Everything You Should Know About the Mark Cuban Trial
Mark Cuban, billionaire investor, owner of NBA team the Dallas Mavericks and cast member of ABC’s Shark Tank, is currently on trial for what the SEC alleges was insider trading.
Cuban owned 600,000 shares in a small Canadian internet company, Mamma.com. (The company purchased Copernic Technologies in 2005 and took its name in 2007.)
Then CEO Guy Faure called Cuban in 2004 to tell him of an upcoming secondary offering that would reduce the value of Cuban’s shares by roughly $750,000.
The SEC alleges that Cuban verbally agreed not to talk about or act on this information until it went public, but Cuban denies this claim. Faure said he believed Cuban wouldn’t trade on the news but Cuban argued that he sold his position for other reasons that had nothing to do with the upcoming secondary offering.
Those reasons involved Mamma.com’s association with Irving Kott. Kott, who died in 2009 at the age of 78, was convicted of two felony charges in 2004. Prior to his conviction, he held the reputation of engaging in unethical and illegal investment practices.
Mamma.com, whose stock jumped to $15.68 from $4.10 over two trading days, was the subject of an SEC investigation. The company disclosed that the U.S. regulator was investigating why the company’s stock was up nearly 400 percent in such a small amount of time along with “a certain individual” on suspicion of manipulation. That person was believed to be Kott.
Cuban’s lawyers argued that when he learned of Kott’s involvement, he sold his stake in Mamma. His lawyers offered as evidence emails from Cuban to company officials detailing his concern over Kott’s involvement.
"We're not saying he fabricated his concern about Kott," SEC lawyer Jan Folena said in court. "We're saying his concerns about Kott are not the reason he sold his stock. There's a difference."
Despite Cuban’s two days of testimony, neither side has a slam-dunk case. Those familiar with the trial believe that the case will likely come down the jury’s opinion of Cuban. Is he the typical cocky billionaire or is he the victim of SEC bullying as he alleges?

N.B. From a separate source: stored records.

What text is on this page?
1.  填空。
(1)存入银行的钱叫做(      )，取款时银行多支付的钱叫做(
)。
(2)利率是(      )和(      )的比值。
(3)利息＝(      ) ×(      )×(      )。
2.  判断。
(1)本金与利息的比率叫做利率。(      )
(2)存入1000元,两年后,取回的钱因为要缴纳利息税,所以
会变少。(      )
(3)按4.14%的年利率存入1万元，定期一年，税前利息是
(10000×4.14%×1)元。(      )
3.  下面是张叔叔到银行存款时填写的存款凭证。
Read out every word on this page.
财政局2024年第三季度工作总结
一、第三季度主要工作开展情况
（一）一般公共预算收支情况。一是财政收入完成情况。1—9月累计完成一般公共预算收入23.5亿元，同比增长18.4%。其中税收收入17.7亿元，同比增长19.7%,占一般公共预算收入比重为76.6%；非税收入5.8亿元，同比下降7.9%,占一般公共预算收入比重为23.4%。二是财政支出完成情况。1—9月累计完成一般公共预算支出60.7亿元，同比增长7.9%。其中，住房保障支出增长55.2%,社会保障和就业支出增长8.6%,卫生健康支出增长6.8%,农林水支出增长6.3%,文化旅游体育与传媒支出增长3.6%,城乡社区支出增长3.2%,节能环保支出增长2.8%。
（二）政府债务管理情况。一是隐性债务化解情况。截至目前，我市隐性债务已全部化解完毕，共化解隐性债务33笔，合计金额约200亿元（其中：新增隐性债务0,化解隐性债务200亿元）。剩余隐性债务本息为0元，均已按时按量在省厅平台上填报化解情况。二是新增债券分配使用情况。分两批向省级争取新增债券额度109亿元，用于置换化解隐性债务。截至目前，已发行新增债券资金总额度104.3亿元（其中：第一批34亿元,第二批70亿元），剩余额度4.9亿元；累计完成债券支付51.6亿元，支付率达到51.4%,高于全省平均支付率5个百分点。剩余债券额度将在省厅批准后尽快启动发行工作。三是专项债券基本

The original case was dismissed in 2009, but an appeals court ordered it returned to the lower court. Others say that the reason this is a civil trial instead of a criminal proceeding is due to the SEC’s lack of solid evidence.
Adding to what Cuban says is the SEC’s bullying, he says he only learned that he was being sued when he turned on CNBC and found himself to be the headline.
With Cuban’s net worth somewhere around $2.5 billion, a loss that would likely mean a $3 million fine--everybody else’s version of a traffic ticket but for Cuban, it’s the principle. He’s never been a fan of the SEC and this trial gives him a platform to tell everybody.